Figure 1 The medullo-papillary complex. A total of 8–12 paraboloid complexes are contained within each human kidney. Each complex can be separated into three zones (Zones 1–3) distinguished by distinct segments of the loop of Henle. There are short- and long-looped nephrons and vessels. Owing to the paraboloid geometry of the medullo-papillary complex, shorter looped nephrons and vessels are contained in the periphery, and the longest looped nephrons and vessels are located centrally. Non-fenestrated descending vasa recta are surrounded by layers of smooth muscle, in contrast to the ascending vasa recta comprised of fenestrated endothelium. Within Zone 3, a transition occurs where pericytes replace smooth muscle.
Figure 2 Spatial relationships and size distributions of the tubules and vessels within the medullo-papillary complex. From Zone 1 to Zone 2, the ascending and descending vasa recta become organised into vascular bundles (dotted line) and interbundle regions. In Zone 3, the descending thin limbs join the vascular bundles (light dotted line), and these are separate from collecting duct clusters. Collecting ducts grow larger in diameter towards Zone 3 and coalesce to form the 6–12 ducts of Bellini. These anatomically specific compartments contribute to radial and axial concentration gradients along the course of the complex.
Figure 3 Medullo-papillary function is characterised by pressure and chemical gradients. Pressure gradients are present from Zone 1 to Zone 3. Due to the paraboloid form of the complex, larger diameter vasa recta are located centrally within the vascular bundles and have higher pressure gradients and flow rates than in the peripherally located vasa recta. Poiseuille’s law relates flow rate as proportional to pressure and radius to the fourth power, and inversely proportional to fluid viscosity and tube length. Within each tube, velocity of fluid is highest at the centerline, but decreases near the wall due to resistance. Over time, within a concentrated fluid, solutes are expected to accumulate along the walls. From Zone 1 to Zone 3, an increasing osmolarity gradient, contributed by primarily sodium salts and urea, generates the urine concentrating ability through countercurrent exchange. Areas vulnerable to hypoxic injury include the tip of the Zone 3, and Zone 2 because of the metabolically active thick ascending limbs and their relative physical separation from the descending vasa recta.

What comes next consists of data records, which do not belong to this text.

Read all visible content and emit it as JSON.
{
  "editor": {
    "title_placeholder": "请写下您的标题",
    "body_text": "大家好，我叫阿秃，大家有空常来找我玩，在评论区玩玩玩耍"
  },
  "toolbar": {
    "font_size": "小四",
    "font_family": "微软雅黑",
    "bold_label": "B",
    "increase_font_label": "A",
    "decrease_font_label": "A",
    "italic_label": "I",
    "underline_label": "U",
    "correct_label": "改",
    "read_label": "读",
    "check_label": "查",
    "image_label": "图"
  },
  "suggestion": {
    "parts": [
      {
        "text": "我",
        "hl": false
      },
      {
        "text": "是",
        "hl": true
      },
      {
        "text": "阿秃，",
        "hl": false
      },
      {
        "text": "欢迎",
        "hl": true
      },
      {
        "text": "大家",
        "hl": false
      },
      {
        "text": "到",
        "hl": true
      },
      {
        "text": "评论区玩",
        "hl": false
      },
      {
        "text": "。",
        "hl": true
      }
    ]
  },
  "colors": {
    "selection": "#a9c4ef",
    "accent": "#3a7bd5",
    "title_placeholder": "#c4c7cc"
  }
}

Figure 4 Biomineralisation of the medullo-papillary complex leading to Randall’s plaque. Over time, lower pressure gradients in the peripheral tubules relative to the centrally located tubules lead to intratubular mineralisation within Zones 1 and 2. The functional volume of the complex gradually decreases, and at a certain threshold, the change in pressure gradient drives a mechanoresponsive switch that leads to interstitial mineralisation in Zone 3. The accumulation of biominerals in the interstitial space eventually becomes endoscopically visible as Randall’s plaque, the foundation for a future urinary tract stone.
To describe a new hypothesis for the initial events leading to urinary stones. A biomechanical perspective on Randall’s plaque formation through form and function relationships is applied to functional units within the kidney, we have termed the ‘medullo-papillary complex’ – a dynamic relationship between intratubular and interstitial mineral aggregates.

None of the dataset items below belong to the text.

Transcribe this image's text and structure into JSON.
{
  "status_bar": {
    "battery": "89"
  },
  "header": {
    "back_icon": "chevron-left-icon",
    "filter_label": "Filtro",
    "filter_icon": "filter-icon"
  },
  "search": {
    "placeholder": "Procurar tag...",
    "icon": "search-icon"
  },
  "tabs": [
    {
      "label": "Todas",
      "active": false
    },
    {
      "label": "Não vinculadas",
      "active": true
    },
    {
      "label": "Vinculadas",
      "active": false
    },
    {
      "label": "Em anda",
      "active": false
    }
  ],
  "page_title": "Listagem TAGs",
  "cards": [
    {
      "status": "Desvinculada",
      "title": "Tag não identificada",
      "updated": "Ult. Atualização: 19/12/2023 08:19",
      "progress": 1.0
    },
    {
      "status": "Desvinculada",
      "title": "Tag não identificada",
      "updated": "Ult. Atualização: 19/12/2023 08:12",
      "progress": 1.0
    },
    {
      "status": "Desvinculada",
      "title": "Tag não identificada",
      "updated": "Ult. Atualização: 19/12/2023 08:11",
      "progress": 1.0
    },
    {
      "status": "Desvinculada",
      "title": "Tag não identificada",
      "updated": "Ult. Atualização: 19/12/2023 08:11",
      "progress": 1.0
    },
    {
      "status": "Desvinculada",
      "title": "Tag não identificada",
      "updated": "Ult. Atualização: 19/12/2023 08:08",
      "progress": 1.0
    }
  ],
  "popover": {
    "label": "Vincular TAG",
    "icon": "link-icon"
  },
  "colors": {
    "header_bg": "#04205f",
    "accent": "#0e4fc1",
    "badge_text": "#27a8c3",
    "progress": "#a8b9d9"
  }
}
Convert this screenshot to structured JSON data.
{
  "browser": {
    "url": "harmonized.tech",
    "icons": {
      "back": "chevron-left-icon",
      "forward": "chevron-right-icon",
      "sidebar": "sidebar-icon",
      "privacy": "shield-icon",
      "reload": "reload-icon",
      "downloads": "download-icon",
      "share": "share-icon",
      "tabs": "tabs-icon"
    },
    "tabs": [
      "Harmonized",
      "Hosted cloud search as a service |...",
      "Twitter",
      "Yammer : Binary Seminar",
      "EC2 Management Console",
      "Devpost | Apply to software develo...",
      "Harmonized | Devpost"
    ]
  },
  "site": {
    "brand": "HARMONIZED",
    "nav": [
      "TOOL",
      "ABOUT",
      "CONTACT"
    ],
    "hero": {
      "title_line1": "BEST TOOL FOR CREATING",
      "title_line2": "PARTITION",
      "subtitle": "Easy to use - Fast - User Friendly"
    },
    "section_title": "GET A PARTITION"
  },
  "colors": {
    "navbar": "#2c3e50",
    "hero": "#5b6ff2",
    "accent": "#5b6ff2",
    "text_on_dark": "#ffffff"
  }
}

A complete MEDLINE search was performed to examine the existing literature on the anatomical and physiological relationships in the renal medulla and papilla. Sectioned human renal medulla with papilla from radical nephrectomy specimens were imaged using a high resolution micro X-ray computed tomography. The location, distribution, and density of mineral aggregates within the medullo-papillary complex were identified.

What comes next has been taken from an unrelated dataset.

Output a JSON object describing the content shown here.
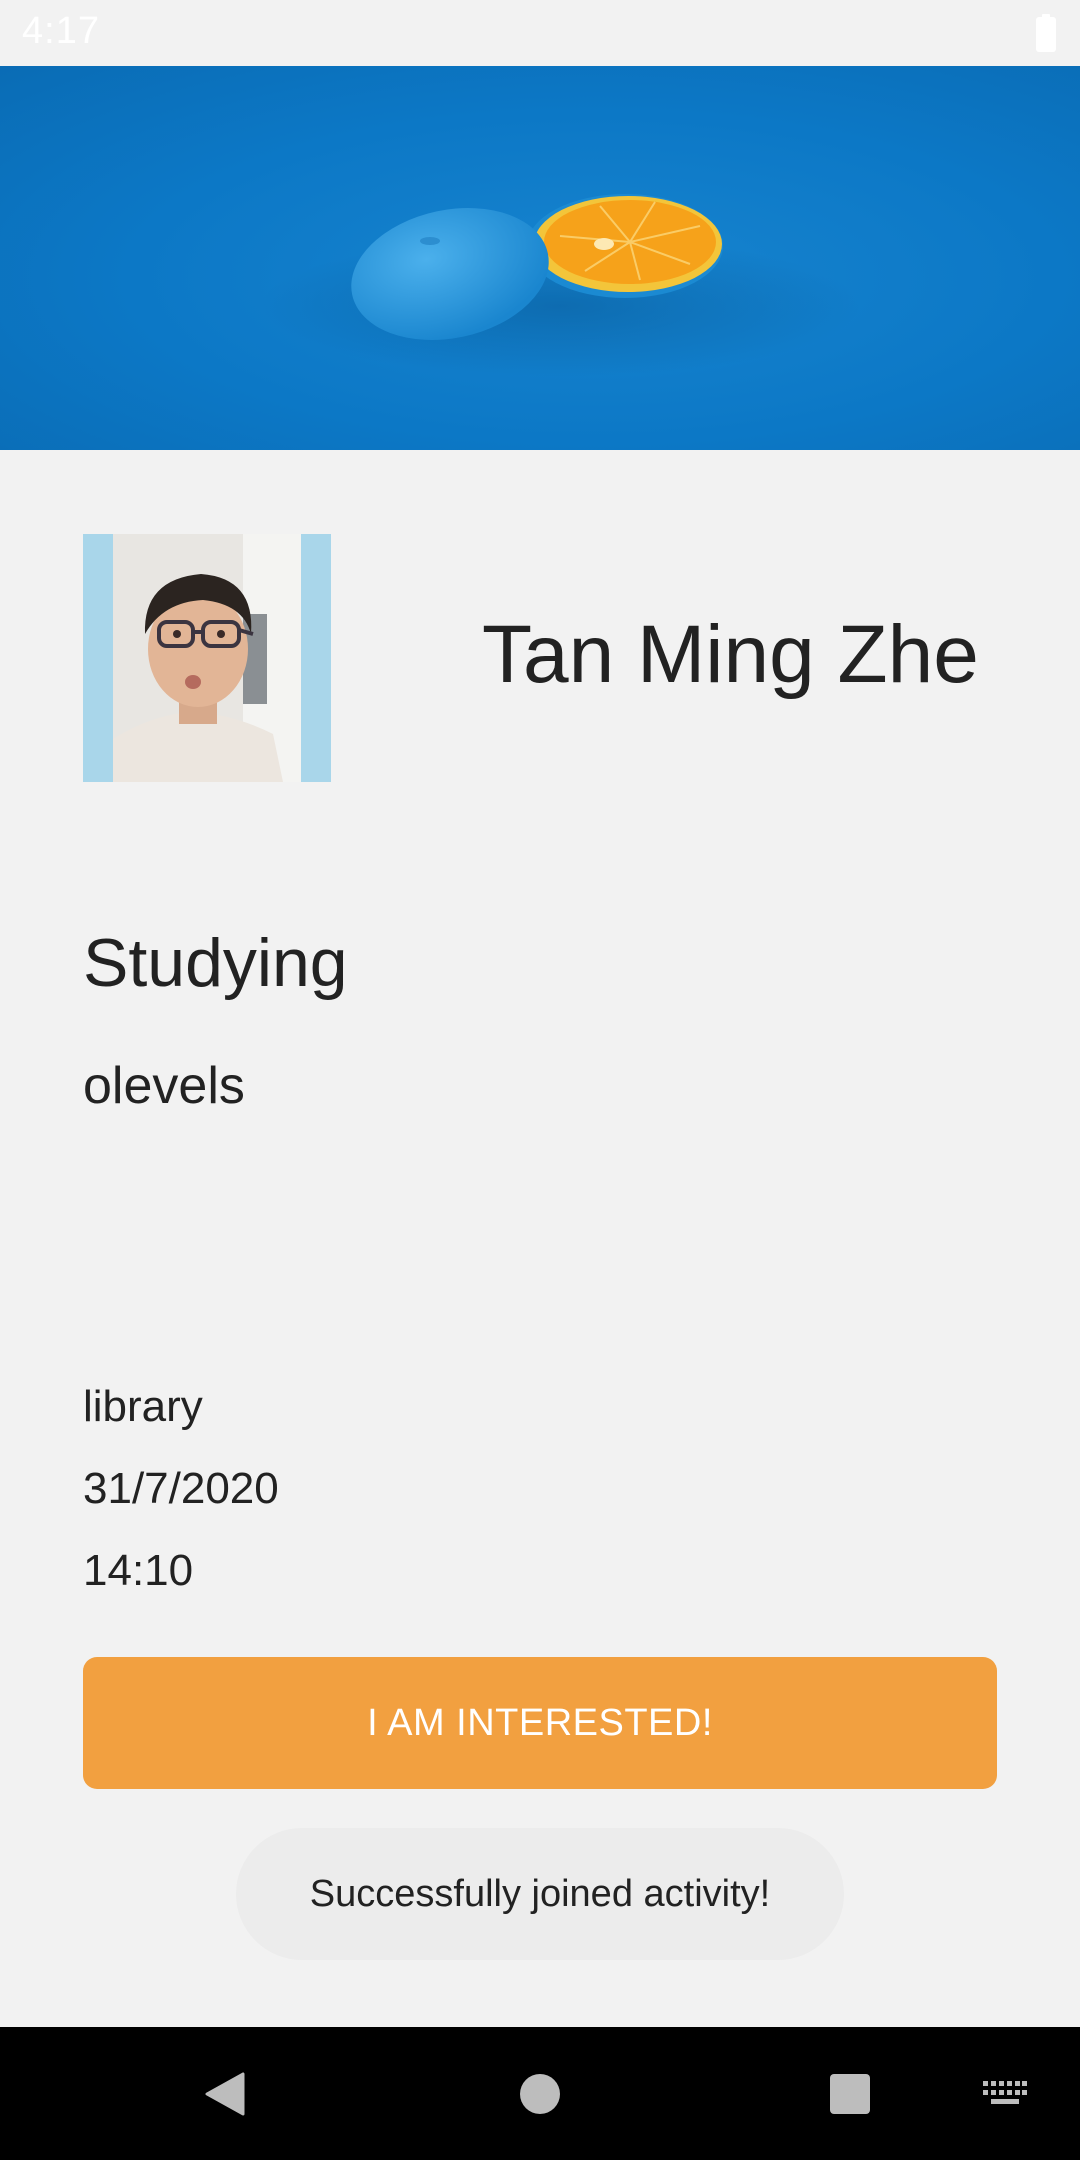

Mineral aggregates were seen proximally in all specimens within the outer medulla of the medullary complex and were intratubular. Distal interstitial mineralisation at the papillary tip corresponding to Randall’s plaque was not seen until a threshold of proximal mineralisation was observed. Mineral density measurements suggest varied chemical compositions between the proximal intratubular (330 mg/cm3) and distal interstitial (270 mg/cm3) deposits. A review of the literature revealed distinct anatomical compartments and gradients across the medullo-papillary complex that supports the empirical observations that proximal mineralisation triggers distal Randall’s plaque formation.
The early stone event is initiated by intratubular mineralisation of the renal medullary tissue leading to the interstitial mineralisation that is observed as Randall’s plaque. We base this novel hypothesis on a multiscale biomechanics perspective involving form and function relationships, and empirical observations. Additional studies are needed to validate this hypothesis.